Osterville resident Robert Singer had a left side inguinal hernia repaired in the traditional manner six years ago by Hyannis general surgeon Stephen Brooks, MD, FACS, RPVI. Dr. Brooks is also proficient in robotic surgery using the da Vinci robotic system and earlier this spring he performed a repair on an inguinal hernia on Mr. Singer’s right side. 

“I can make a legitimate comparison between the two, and I can sum it up as ‘night and day,” said Mr. Singer, who is 80.

While he said both surgeries went very well, he experienced less pain and discomfort after the robotic procedure.

“When we did it six years ago, the first week was kind of uncomfortable and you’re pretty well restricted with what you can do for the first two weeks,” he said. “You’re not back to yourself for at least four weeks.”

But, after he was brought up to his room at Cape Cod Hospital after the robotic surgery, “I was ready to dance and rock ‘n roll,” he said. “I felt that good.”

Mr. Singer said he had no residual discomfort and the only reason he did not go home the same day as the surgery was because he takes a blood thinner, which required a hospital stay for a couple days before the surgery while he was taken off the medication prior to surgery and an overnight stay he was put back on it before going home, he said.

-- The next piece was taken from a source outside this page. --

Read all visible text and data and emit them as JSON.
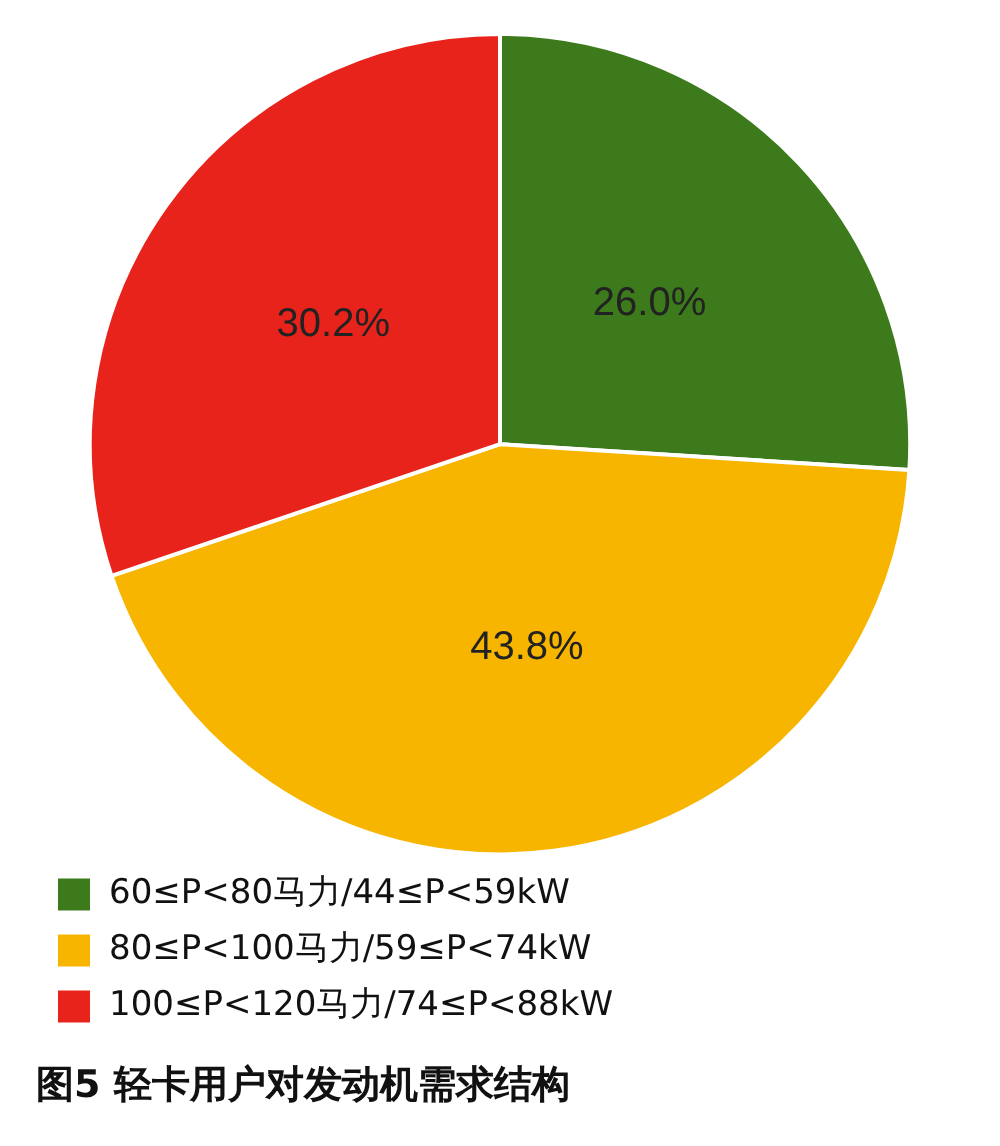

He did not need even a Tylenol after returning home, he said, and was given the green light by Dr. Brooks to resume normal activity after just three weeks.

The first surgical robot came on the market at about the same time as the Motorola Razr phone—the first iteration of the smart phone—Dr. Kalliath pointed out.

“You can imagine how far cell phones have advanced since that time, and so has the robot,” he said. “In every aspect, the robot has improved.”

The older version of the da Vinci had to be lined up at the bedside perfectly, he said. With the new system, “the way it’s designed, you can basically bring it up at any angle. It’s connected to the bed and the entire thing rotates. So, if I want to move the patient—let’s say I want to put them head down—then the robotic arms will automatically adjust so that what I’m looking at doesn’t change,” Dr. Kalliath said.

New features like this allow for a faster operation, he added. Dr. Kalliath is typically completing bilateral (left and right) hernia operations in just over one hour, he said.

There is always a chance that the surgeon will have to convert the robotic operation to an open procedure, for instance if the surgeon’s view of the area is blocked by scar tissue from a prior surgery. Dr. Kalliath always makes patients aware of this possibility; however, he said he has done more than 60 inguinal hernia cases with the robot, since arriving at CCH in late 2020, and all have been done successfully without having to convert to an open procedure. Dr. Kalliath also trained on the robotic system during his five years of general surgery residency and performed more than 250 cases using it during that time.